The key points were as follows:
“The underlying climate is still positive, but there was a drop in confidence over firms’ ability to grow their revenue and profits…2015 was the second successive positive year for law firms with most measures of performance continuing to improve, albeit more slowly than in 2014”
- Fee income was up by an average of 6% from 2014 (10% in London compared to just 4% in North East and North West)
- Over the last two years the average firm has seen a 5% improvement in revenue per fee-earner and a profit per equity partner improvement of 27%
- Recorded chargeable hours stuck firmly at 1,000 per fee-earner
- Median fees per fee-earner were £144,000 – with a lower quartile figure of £113,000 and upper quartile figure of £200,000 (A high of £184,000 in London and a low of £122,000 in the South West). An increase of 4% over last year
- The median fees per equity partner are £480,000
- Compared to accountants – solicitors generate 10% more fee income per equity partner and revenue generated per fee-earner is 5% higher for solicitors
- 44% think fees will grow by 0-10% (25% in larger firms think income will grow by over 10% while it is 12% in small firms)

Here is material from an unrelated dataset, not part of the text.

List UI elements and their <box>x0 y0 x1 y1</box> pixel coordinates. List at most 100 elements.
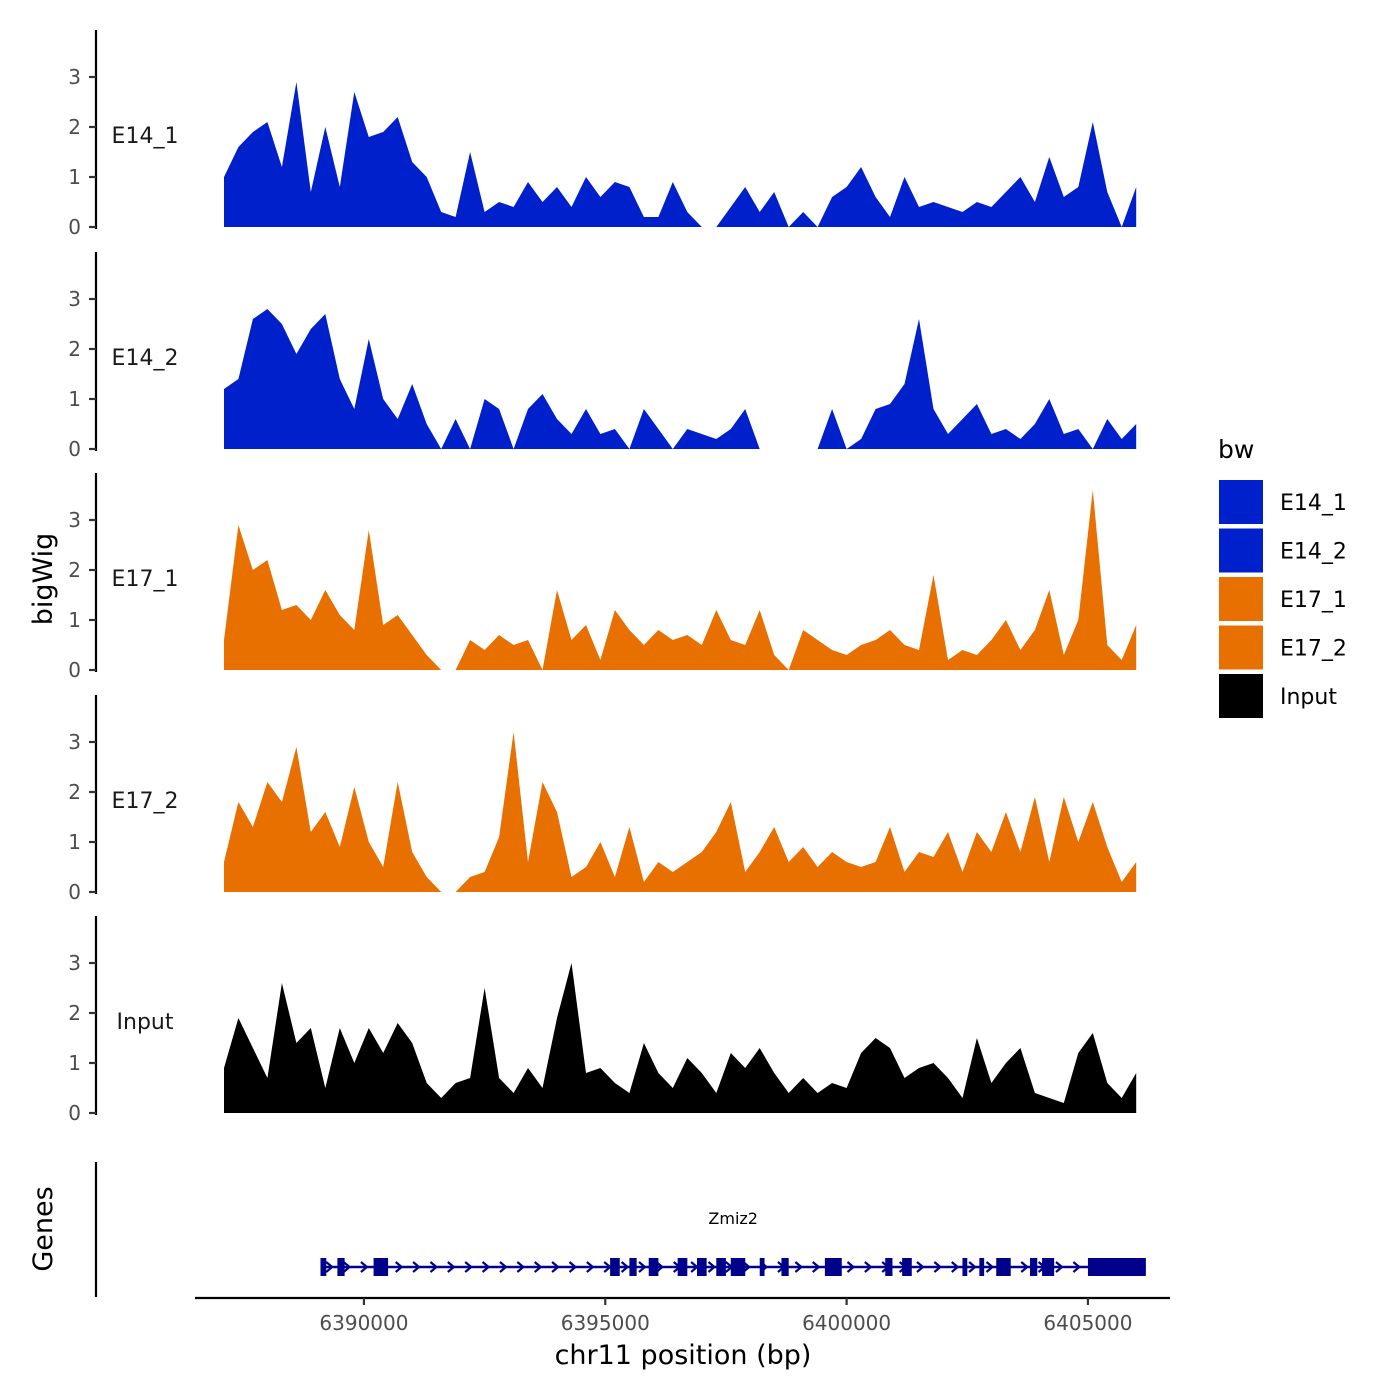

- 17% of large firms believe PEP will increase by at least 10%, compared to 8% in small firms
- Profit per equity partner up by 8%
- Median profit per equity partner is £111,000 – £4,000 higher than last year
- The median profit margin remained steady at 24% (settled at the long term average of 25%) – upper quartile is 33% and lower quartile at 15%. In London the median figure is 33%, in Scotland it’s 28% but in other regions it is 21%
- Average gearing is now 3.2X compared to 3.4X last year – reflecting the correlation between higher gearing and higher profits (compared to 3X in the accountancy sector).
- The percentage increase in profits over the last year is seven times greater than in large firms
- The increase in profits has been driven primarily by an increase in the price…hours recorded is flat
- There’s an 8% improvement in average charge-out rates to £162 (“The recovered rate per hour has increased from £150 to £162 per hour”)
Other financial measures
- 4.4 billable hours per day for solicitors and accountants
- 109 days is the median lock-up period in 2015, up on 2014 (upper quartile 70 days and lower quartile 152 days, 82 days for small firms and 120 days for large firms and 135 for very large firms)
- Median bank balance was £54,000
- 37% of the firms were LLPs – roughly the same as those that are still partnerships
- Just 40% of firms felt that profit sharing was linked to partner performance
- Less profit is coming from interest on client accounts (median figure of just .27% of fee income)
The report indicates that the figures suggest there has been an improvement in productivity.
Maybe I am being simplistic but it seems to suggest that there is no real growth and that increases in income and profits have been achieved by increased prices. It worries me that there appears to be little in terms of real efficiency improvements and that short term cost-cutting measures may restrict future growth.